Un coup d’Etat serait à la rigueur une solution, mais encore faut-il le préparer pour faire face aux graves conséquences qui peuvent en résulter comme dans le cas de Mahé.

Voilà comment j’envisage la question de l’Inde française. A vous maintenant de voir les autres possibilités de solution. L’Inde aurait été plus intransigeante, la France aurait déjà quitté. Bref, l’Inde n’a pas de “policy“ pour les possessions étrangères.

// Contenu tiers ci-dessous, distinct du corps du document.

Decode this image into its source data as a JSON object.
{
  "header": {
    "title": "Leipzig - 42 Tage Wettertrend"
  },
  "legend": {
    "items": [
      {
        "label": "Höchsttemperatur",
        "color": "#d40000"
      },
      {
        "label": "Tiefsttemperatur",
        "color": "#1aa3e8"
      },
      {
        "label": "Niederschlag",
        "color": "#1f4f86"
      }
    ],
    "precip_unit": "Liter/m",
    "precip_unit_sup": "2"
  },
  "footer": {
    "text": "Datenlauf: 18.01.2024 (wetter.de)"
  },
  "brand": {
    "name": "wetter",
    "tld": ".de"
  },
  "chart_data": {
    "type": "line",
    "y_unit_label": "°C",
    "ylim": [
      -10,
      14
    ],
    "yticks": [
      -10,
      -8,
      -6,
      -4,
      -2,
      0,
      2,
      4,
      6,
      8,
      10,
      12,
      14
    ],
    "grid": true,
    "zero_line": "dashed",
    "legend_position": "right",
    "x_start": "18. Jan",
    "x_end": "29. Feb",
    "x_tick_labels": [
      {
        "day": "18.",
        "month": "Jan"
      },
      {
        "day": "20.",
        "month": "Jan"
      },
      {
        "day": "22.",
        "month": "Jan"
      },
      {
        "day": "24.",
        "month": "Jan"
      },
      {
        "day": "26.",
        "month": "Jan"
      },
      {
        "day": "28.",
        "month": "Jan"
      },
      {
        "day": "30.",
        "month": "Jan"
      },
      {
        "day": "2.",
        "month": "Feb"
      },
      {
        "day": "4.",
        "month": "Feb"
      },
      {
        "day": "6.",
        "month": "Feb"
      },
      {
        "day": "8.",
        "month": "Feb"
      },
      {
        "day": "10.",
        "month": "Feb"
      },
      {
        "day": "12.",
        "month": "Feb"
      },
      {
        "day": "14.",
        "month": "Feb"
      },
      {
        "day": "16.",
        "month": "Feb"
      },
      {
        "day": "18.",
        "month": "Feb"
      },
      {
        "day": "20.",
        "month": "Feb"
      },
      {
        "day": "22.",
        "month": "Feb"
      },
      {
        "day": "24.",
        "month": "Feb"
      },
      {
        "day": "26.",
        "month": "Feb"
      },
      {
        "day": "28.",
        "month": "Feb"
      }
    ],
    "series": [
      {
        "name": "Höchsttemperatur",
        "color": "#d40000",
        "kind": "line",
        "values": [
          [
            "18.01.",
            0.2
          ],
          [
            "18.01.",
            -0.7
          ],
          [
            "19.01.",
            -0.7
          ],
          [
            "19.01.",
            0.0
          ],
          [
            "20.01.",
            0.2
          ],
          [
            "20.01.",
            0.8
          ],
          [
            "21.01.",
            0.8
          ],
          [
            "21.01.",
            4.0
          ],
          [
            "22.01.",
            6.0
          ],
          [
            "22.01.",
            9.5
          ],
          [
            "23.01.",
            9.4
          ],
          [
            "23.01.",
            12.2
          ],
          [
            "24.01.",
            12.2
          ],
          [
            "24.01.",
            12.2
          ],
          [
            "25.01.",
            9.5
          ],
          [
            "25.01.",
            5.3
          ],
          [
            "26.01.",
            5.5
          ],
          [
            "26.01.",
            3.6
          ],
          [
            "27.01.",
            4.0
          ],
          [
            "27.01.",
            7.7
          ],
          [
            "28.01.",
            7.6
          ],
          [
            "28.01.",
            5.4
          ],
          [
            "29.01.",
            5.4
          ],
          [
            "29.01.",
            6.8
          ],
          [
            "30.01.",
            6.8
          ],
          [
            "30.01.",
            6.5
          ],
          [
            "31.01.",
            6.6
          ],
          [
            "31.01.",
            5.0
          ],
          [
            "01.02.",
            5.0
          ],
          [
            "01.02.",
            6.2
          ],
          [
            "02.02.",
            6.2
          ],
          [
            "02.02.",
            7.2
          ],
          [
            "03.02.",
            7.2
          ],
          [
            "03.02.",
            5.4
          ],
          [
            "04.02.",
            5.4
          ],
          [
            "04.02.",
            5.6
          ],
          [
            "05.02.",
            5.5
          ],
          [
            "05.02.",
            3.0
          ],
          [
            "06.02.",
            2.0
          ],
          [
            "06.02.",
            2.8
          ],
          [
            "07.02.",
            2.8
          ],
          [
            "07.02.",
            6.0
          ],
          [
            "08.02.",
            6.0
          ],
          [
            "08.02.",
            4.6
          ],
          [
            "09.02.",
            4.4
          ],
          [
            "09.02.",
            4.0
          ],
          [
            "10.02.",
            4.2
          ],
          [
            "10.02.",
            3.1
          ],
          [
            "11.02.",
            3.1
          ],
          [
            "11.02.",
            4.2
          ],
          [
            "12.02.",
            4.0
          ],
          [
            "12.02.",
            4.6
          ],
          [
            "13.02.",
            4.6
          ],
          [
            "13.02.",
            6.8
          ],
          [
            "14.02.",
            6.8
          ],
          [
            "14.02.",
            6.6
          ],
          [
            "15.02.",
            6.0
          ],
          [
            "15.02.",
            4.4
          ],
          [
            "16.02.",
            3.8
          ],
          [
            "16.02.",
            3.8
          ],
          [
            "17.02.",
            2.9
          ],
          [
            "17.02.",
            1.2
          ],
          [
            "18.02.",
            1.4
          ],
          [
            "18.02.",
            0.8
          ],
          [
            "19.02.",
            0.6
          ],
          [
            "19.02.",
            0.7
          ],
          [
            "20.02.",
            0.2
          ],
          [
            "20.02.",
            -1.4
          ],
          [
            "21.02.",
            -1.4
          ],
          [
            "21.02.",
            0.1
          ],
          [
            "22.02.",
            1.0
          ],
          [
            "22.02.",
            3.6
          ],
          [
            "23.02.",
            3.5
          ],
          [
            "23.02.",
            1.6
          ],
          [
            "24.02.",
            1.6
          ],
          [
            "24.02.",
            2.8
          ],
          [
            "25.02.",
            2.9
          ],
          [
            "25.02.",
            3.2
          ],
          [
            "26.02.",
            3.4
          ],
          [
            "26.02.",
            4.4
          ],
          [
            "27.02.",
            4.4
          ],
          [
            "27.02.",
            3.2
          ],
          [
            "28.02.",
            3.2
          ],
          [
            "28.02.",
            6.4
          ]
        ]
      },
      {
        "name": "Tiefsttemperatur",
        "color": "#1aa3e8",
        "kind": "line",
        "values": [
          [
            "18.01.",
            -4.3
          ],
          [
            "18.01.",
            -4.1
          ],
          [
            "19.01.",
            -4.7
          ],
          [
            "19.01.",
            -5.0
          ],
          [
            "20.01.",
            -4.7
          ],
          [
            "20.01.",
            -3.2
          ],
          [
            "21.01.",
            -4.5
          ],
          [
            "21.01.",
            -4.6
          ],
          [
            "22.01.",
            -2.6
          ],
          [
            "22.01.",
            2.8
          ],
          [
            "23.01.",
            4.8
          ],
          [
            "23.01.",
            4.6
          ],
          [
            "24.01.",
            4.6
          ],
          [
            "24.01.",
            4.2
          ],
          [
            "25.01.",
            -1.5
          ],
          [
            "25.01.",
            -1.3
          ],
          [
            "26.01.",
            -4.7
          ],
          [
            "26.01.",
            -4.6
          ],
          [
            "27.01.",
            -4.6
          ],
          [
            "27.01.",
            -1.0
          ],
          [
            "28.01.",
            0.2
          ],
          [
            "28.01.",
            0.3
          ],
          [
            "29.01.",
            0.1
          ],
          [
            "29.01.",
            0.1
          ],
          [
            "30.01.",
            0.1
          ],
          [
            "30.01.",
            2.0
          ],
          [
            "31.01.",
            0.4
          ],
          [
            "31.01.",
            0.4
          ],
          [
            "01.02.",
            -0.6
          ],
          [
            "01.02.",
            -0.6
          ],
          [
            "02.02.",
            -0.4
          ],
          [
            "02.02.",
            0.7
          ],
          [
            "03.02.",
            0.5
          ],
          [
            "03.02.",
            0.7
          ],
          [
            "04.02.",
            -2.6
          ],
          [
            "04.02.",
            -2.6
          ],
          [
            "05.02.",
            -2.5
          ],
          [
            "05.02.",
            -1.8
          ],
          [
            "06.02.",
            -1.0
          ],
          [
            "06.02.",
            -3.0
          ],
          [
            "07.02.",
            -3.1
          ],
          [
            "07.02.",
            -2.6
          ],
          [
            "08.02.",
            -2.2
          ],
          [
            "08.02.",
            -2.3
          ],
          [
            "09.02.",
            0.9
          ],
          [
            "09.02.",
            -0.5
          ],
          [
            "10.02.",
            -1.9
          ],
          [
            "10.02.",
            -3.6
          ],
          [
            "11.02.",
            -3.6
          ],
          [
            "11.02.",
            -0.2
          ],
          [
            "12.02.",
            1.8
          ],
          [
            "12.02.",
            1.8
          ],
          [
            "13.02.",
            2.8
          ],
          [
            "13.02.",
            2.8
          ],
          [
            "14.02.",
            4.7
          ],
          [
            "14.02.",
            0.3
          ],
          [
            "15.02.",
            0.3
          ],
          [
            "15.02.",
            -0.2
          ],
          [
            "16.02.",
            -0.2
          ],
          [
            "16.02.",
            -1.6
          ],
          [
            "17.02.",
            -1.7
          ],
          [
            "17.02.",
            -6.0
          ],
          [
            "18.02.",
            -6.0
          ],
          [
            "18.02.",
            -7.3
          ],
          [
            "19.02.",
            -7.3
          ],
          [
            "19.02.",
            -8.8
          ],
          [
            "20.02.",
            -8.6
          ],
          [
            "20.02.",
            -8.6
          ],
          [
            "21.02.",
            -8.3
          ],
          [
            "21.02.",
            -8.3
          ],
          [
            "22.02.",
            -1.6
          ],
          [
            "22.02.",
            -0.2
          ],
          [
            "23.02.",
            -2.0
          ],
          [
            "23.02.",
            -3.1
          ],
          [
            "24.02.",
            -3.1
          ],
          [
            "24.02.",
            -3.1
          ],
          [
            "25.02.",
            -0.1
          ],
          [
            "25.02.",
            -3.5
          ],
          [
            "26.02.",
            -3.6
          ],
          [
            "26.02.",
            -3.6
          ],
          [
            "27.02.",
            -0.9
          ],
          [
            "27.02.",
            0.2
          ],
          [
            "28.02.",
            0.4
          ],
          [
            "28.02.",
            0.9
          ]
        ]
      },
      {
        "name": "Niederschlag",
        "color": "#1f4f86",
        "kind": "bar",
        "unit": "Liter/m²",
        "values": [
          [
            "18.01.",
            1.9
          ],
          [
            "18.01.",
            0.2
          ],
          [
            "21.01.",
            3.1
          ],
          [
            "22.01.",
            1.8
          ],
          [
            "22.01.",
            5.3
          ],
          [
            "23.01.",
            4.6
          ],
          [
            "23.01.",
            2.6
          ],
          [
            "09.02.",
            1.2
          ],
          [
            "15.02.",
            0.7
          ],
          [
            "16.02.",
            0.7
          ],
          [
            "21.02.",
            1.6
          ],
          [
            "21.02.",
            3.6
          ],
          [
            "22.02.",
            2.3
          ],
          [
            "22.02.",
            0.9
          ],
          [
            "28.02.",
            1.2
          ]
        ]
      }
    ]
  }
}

Une fois à Pondy, je vous conseillerais de contacter d’abord Maître Ziva et Satyanath. Tâchez d’être impartial et au-dessus de toute considération personnelle. Attention, les politiciens sont si mesquins à Pondy qu’ils enverront des télégrammes à Delhi, vous taxant d’ “agent d’un tel“, d’autant plus que vous êtes catholique. Méfiez-vous de Sellames, Péroumal, Dadala lorsque vous leur parlez. Moi, personnellement, je suis en bons termes avec tous, y compris Subbiah. Maintenant que j’ai quitté Pondy, certains sont peut-être mécontents de moi. Je vous souhaite à cet effet bonne chance.

[…]

Sur ce, j’embrasse toute la famille affectueusement.